Deep Convolutional Neural Networks and Data Augmentation for Environmental Sound Classification (1608.04363v2)

Published 15 Aug 2016 in cs.SD, cs.CV, cs.LG, and cs.NE

Abstract: The ability of deep convolutional neural networks (CNN) to learn discriminative spectro-temporal patterns makes them well suited to environmental sound classification. However, the relative scarcity of labeled data has impeded the exploitation of this family of high-capacity models. This study has two primary contributions: first, we propose a deep convolutional neural network architecture for environmental sound classification. Second, we propose the use of audio data augmentation for overcoming the problem of data scarcity and explore the influence of different augmentations on the performance of the proposed CNN architecture. Combined with data augmentation, the proposed model produces state-of-the-art results for environmental sound classification. We show that the improved performance stems from the combination of a deep, high-capacity model and an augmented training set: this combination outperforms both the proposed CNN without augmentation and a "shallow" dictionary learning model with augmentation. Finally, we examine the influence of each augmentation on the model's classification accuracy for each class, and observe that the accuracy for each class is influenced differently by each augmentation, suggesting that the performance of the model could be improved further by applying class-conditional data augmentation.

Citations (1,259)

View on Semantic Scholar

Summary

The paper proposes a novel CNN design that learns discriminative spectro-temporal patterns for environmental sound classification.
The authors demonstrate that targeted data augmentation, including pitch shifting and time stretching, boosts accuracy from 0.73 to 0.79.
The study underscores the potential for class-conditional augmentations to further improve performance in low-data scenarios.

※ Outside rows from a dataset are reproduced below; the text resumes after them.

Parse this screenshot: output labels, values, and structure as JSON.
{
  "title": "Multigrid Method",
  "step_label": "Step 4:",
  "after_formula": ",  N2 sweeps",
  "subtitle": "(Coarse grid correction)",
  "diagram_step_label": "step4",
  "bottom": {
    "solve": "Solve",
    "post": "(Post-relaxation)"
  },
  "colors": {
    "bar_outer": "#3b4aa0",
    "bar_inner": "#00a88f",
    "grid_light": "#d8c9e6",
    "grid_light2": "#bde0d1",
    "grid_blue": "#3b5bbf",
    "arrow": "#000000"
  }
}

Deep Convolutional Neural Networks and Data Augmentation for Environmental Sound Classification

This paper presents a systematic paper on the application of deep convolutional neural networks (CNNs) and data augmentation for the task of environmental sound classification. The authors, Justin Salamon and Juan Pablo Bello, propose a novel CNN architecture specifically designed to learn discriminative spectro-temporal patterns from audio data. To address the challenge of limited labeled data, the paper extensively explores the influence of various audio data augmentations on model performance.

Methodology and Approach

The proposed CNN architecture consists of three convolutional layers with 5x5 receptive fields, interleaved with pooling layers, followed by two fully connected layers. This design aims to capture localized spectro-temporal patterns that can be mapped to high-level acoustic signatures indicative of different environmental sound classes.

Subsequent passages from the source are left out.